Chief Medical Examiner Charles Hirsch’s ruling outraged the family of 34-year-old James Zadroga, who became a national symbol of post-Sept. 11 illness after his death last year.

The family released more than 100 pages of medical records that showed Zadroga developed breathing problems just after the 2001 attacks. Zadroga’s father said the medicine his son was taking to treat his illness – including several strong painkillers and anti-anxiety pills – were never improperly injected.

“The cause of his death was dust inhaled at ground zero,” said Dr. Michael Baden, a pathologist who reviewed Zadroga’s case for the family.

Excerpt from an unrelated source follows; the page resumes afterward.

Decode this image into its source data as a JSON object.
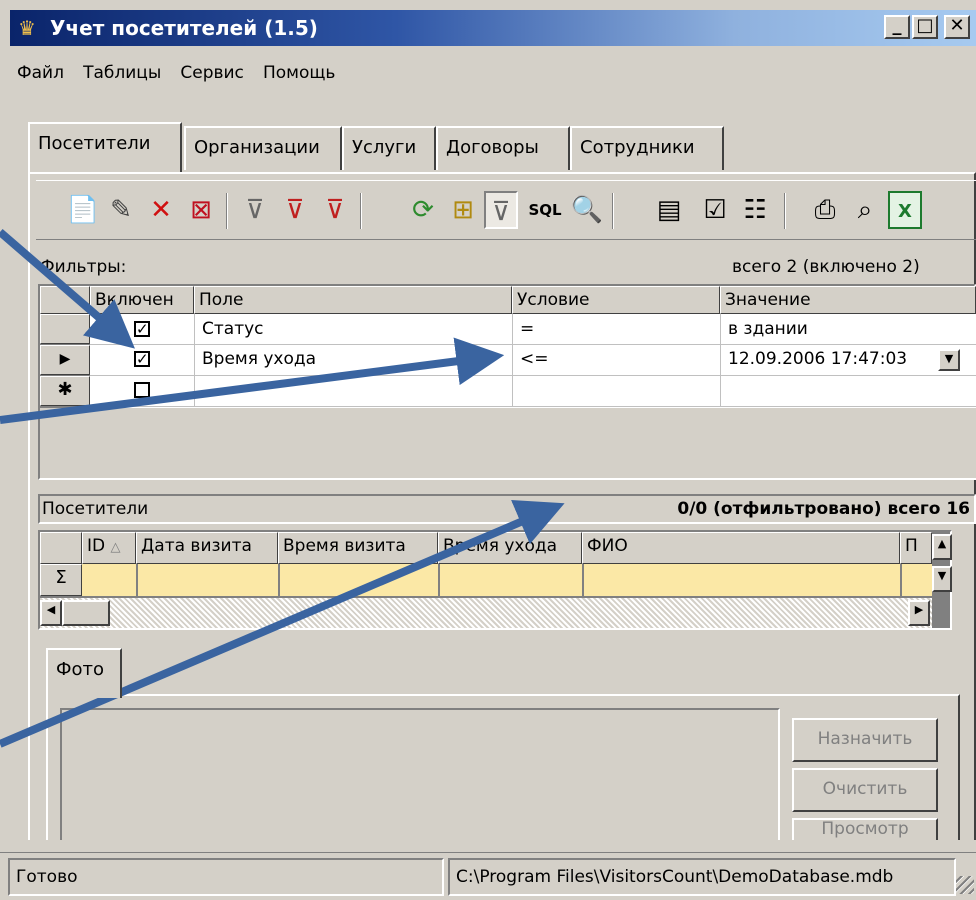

Zadroga’s family went to the New York City medical examiner to get the officer added to the official Sept. 11 victims’ list. Hirsch concluded that Zadroga was taking pills that were ground up and injected into his bloodstream, leaving traces of the pills in his lung tissue, Hirsch spokeswoman Ellen Borakove said.

But Baden said that if Zadroga had been grinding up pills and injecting them, his autopsy report would have noted scars and needle tracks on his arms.

James Zadroga became the face of post-Sept. 11 illness following his death, with bills named after him in Congress to fund research and treatment for sick ground zero workers.

So far, Hirsch has changed the death certificate of only one person – Felicia Dunn-Jones, a woman who died five months after the attacks – saying that exposure to the toxic dust cloud caused or worsened her lung disease.